The title "Meet the Raisins" spoofs the record album title "Meet the Beatles." Some of the Raisins' biography is based on The Beatles of Liverpool, England. The most obvious point is their number of four, with the additional footnote that there was a little-known fifth member of the team who was dropped before they "made it big." (Several men have been called the "little-known 5th Beatle," Pete Best is possibly the most famous nominee for that title.) After the snowmen scene, the Raisins make their comeback on "The Ed Succotash Show" just as the Beatles were formally introduced to America on Meet The Beatles (1964). The Beatles' nickname British Invasion is mentioned in the cartoon, however it refers here not to the Raisins themselves, but to Lick Broccoli's band. The Raisins themselves seem to be African-American musicians of the "Motown" culture, so named because it got its sponsorship from the automobile-manufacturing city of Detroit, Michigan. Ray Charles and Marvin Gaye, featured prominently on the Raisins soundtracks, were some of the most famous Motowners.
The California Raisins were created for television commercials for that state's vegetable groceries industry in 1986, and were featured in one of the sketches in Claymation Christmas Celebration (1987). Meet the Raisins is the first cartoon to give names and distinct appearances to individual Raisins. These vegetables permeated pop culture in a merchandise craze which rose meteorically around 1987 and reigned for the next few years, only to peter out by 1992. Since 1994, only a few Sun Maid products continue to use updated versions of the Raisins in their advertising. Nevertheless, the nostalgia market fondly remembers the characters, around which several unofficial fan clubs have grown.
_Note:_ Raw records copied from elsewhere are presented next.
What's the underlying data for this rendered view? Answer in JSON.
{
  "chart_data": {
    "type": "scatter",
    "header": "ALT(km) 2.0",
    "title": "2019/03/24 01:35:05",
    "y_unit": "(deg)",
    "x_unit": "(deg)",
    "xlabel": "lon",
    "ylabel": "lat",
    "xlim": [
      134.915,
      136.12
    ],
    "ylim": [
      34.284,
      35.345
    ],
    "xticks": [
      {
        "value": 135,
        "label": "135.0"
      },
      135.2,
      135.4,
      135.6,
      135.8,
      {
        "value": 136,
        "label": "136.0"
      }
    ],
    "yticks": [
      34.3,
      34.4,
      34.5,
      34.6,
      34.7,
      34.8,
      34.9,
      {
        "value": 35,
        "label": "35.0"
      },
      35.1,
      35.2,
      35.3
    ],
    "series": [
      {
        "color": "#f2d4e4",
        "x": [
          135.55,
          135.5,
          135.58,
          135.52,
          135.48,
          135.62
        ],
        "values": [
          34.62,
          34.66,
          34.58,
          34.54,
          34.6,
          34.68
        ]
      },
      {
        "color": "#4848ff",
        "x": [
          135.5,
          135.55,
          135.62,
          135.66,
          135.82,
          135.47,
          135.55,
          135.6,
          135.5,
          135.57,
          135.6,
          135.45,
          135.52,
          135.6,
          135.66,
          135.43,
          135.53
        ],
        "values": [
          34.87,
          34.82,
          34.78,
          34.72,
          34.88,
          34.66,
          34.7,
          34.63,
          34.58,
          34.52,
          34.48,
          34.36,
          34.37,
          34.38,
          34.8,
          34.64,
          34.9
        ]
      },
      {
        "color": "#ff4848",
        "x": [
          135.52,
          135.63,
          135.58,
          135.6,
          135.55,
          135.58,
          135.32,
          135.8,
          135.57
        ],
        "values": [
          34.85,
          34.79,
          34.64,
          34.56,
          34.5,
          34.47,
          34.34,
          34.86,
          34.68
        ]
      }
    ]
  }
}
The host remarks that "Some are born grape, some achieve grapeness, and some have grapeness thrust upon them." This is a line, substituting "grape" for "great," from the William Shakespeare play "Twelfth Night, or, What You Will." In the play, the pompous oaf Malvolio adopts this line as his catchphrase, after reading it from a piece of paper he's found, which he mistakenly believes to be a love letter sent to him from Countess Olivia.
Popular music icon Little Richard is represented by two of his legendary songs in this short: "Tutti Frutti" (during the sketch "Talent or Consequences") and "Long Tall Sally" (during "Live Elevator Music").